Hinzu kamen in der jüngeren Vergangenheit die Ankäufe des Anwesens Ludwigstraße 12 oder der historischen Güterhalle am Heppenheimer Bahnhof. Diese Investitionen sind von großer strategischer Bedeutung: Das Grundstück an der B3 bietet zusätzliche Optionen bei der Umgestaltung des angrenzenden Parkhofs, die Güterhalle könnte ein Faustpfand bei den Verhandlungen über den geplanten Erwerb des gesamten Bahnhofsgebäudes sein.
„Unabweichbare Bedürfnis“
Über die Kosten der beiden Immobiliengeschäfte machte der Magistrat bislang jedoch keine Angaben. Und auch nach der Sitzung des Haupt-, Finanz- und Wirtschaftsförderungsausschusses (HFW) am Dienstagabend bleibt die Frage weiter unbeantwortet – obwohl die Verwaltung bei den Stadtverordneten um die Freigabe einer „erheblichen überplanmäßigen Auszahlung“ in Höhe von zwei Millionen Euro bittet. Für die freizugebenden Mittel liege ein „unabweisbares Bedürfnis“ vor, heißt es in der Beschlussvorlage. Fast schon klar, dass Franz Beiwinkel (Grüne) genau dieses Bedürfnis hinterfragte.

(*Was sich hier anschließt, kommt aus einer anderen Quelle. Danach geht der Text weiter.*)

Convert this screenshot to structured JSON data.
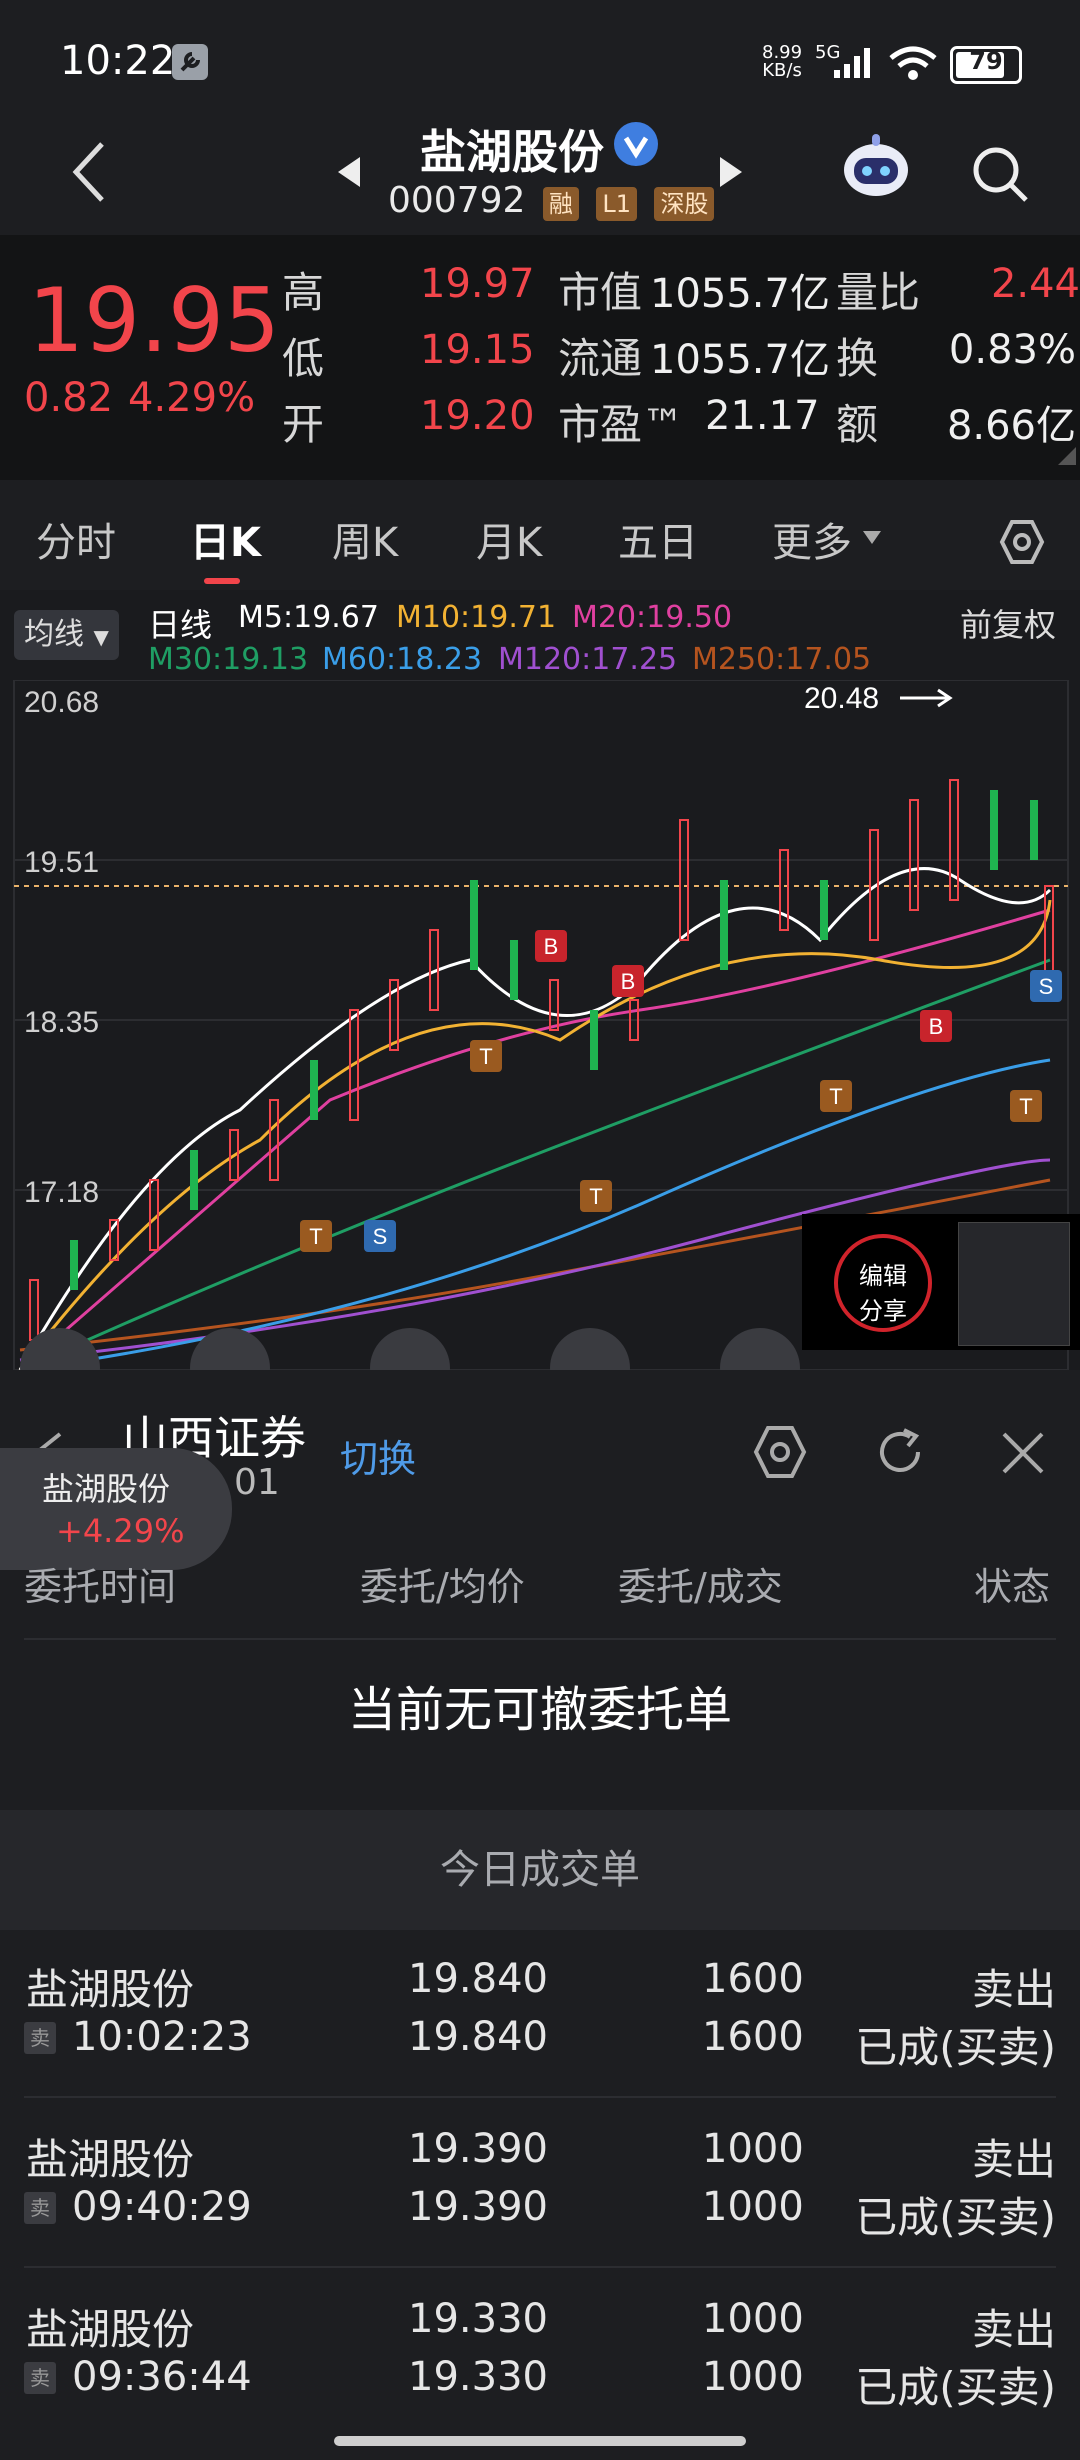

Die Erste Stadträtin hielt sich diesbezüglich jedoch weitgehend bedeckt. Das „unabweisbare Bedürfnis“ sei ferner nicht wirklich projektbezogen, sondern in einem größeren Kontext zu betrachten, so Bender. „Schon länger ist bekannt, dass wir daran interessiert sind, Acker- oder Waldflächen anzukaufen. Zudem wollen wir auch weiterhin strategische Käufe tätigen. Die zusätzlichen Mittel werden uns dabei helfen, auch künftig schnell und flexibel handeln zu können“, führte sie aus. Der Immobilienmarkt sei derzeit so volatil, dass es dieser Flexibilität schlichtweg bedürfe, so Bender weiter.

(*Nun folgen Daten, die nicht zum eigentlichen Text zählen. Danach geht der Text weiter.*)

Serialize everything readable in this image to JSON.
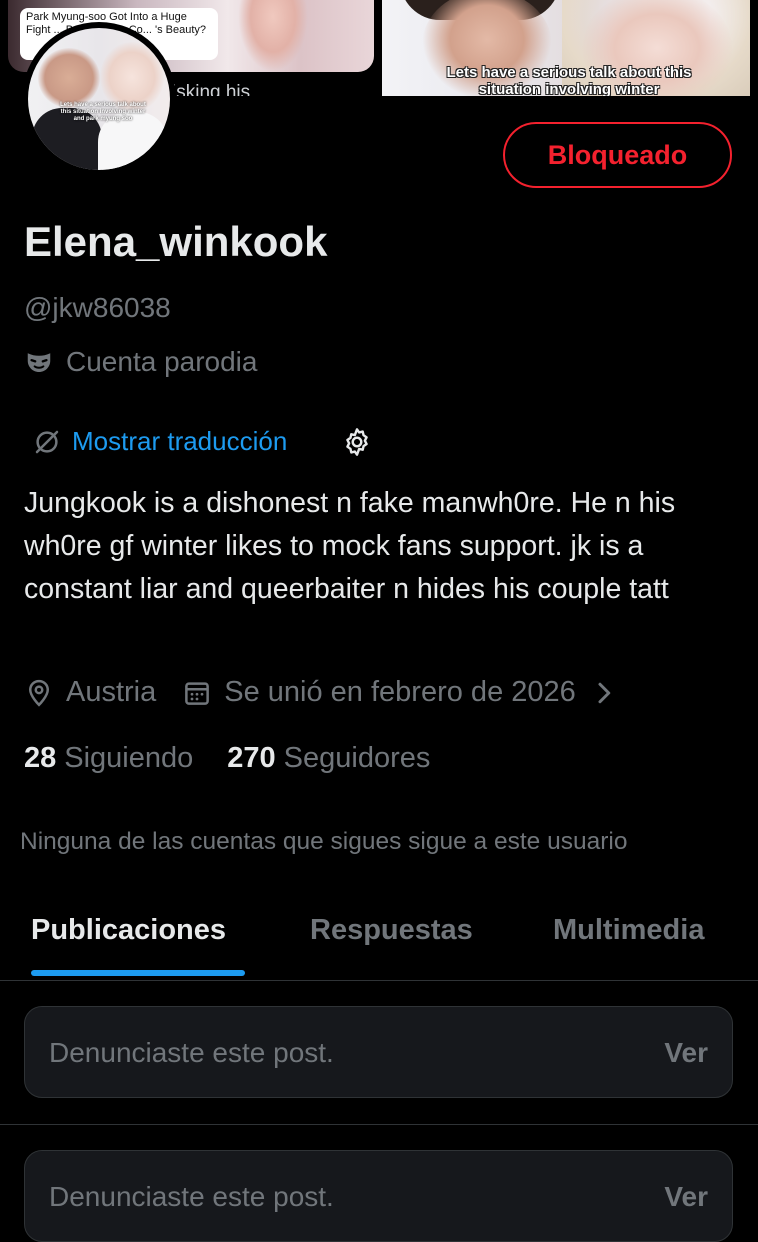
{
  "banner": {
    "left_caption": "Park Myung-soo Got Into a Huge Fight ... Because He Co... 's Beauty?",
    "right_caption": "Lets have a serious talk about this situation involving winter",
    "partial_text": "isking his"
  },
  "avatar": {
    "caption": "Lets have a serious talk about this situation involving winter and park myung soo"
  },
  "profile": {
    "blocked_label": "Bloqueado",
    "display_name": "Elena_winkook",
    "handle": "@jkw86038",
    "parody_label": "Cuenta parodia",
    "translate_label": "Mostrar traducción",
    "bio": "Jungkook is a dishonest n fake manwh0re. He n his wh0re gf winter likes to mock fans support. jk is a constant liar and queerbaiter n hides his couple tatt",
    "location": "Austria",
    "joined": "Se unió en febrero de 2026",
    "following_count": "28",
    "following_label": "Siguiendo",
    "followers_count": "270",
    "followers_label": "Seguidores",
    "mutuals_notice": "Ninguna de las cuentas que sigues sigue a este usuario"
  },
  "tabs": [
    {
      "label": "Publicaciones",
      "active": true
    },
    {
      "label": "Respuestas",
      "active": false
    },
    {
      "label": "Multimedia",
      "active": false
    }
  ],
  "reports": [
    {
      "text": "Denunciaste este post.",
      "action": "Ver"
    },
    {
      "text": "Denunciaste este post.",
      "action": "Ver"
    }
  ],
  "colors": {
    "background": "#000000",
    "accent": "#1d9bf0",
    "danger": "#f4212e",
    "muted": "#71767b",
    "text": "#e7e9ea"
  },
  "icons": [
    "mask-icon",
    "translate-icon",
    "gear-icon",
    "location-icon",
    "calendar-icon",
    "chevron-right-icon"
  ]
}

Von fast allen Parteien unterstützt
„Ausdrückliche“ Unterstützung erhält der Magistrat in dieser Hinsicht von nahezu allen Parteien. Mit Ausnahme von Ulrike Janßen (LiZ/Linke) votierten alle Ausschussmitglieder für die Vorlage der Verwaltung. Deutliche Kritik und Unverständnis äußerten die Kolleginnen und Kollegen dann auch für Janßens Meinung, dem Magistrat „keinen Freibrief“ ausstellen zu wollen. Genau dies sei bei Immobiliengeschäften schließlich vonnöten, hielt die Mehrheit der Stadtverordneten entgegen. „So manche Kaufoption kann sich auch schnell erledigt haben, wenn man nicht flexibel handeln kann. Das wäre mitunter fatal“, sagte Markus Viereckl (CDU).
Strategische Käufe
Und Christopher Hörst (FDP) ergänzte: „So können wichtige stadtentwicklungsentscheidende Maßnahmen getroffen werden, ohne dass alles auf der großen Bühne diskutiert wird und der Preis dadurch womöglich in die Höhe getrieben wird.“ SPD-Fraktionschefin Andrea Pfeilsticker schlug in die gleiche Kerbe: „Es geht darum, bei strategischen Käufen als Erster da zu sein. Und dafür muss eben auch Geld vorhanden sein.“
Übrigens: Die FDP hatte bereits bei den Haushaltsberatungen im vergangenen Spätherbst eine deutliche Erhöhung der Haushaltsmittel für „strategisch wichtige Grundstücksankäufe“ beantragt und auch durchgesetzt – um 200 000 Euro auf danach eine Million Euro für 2022 sowie um 500 000 Euro auf dann 800 000 Euro für das Folgejahr.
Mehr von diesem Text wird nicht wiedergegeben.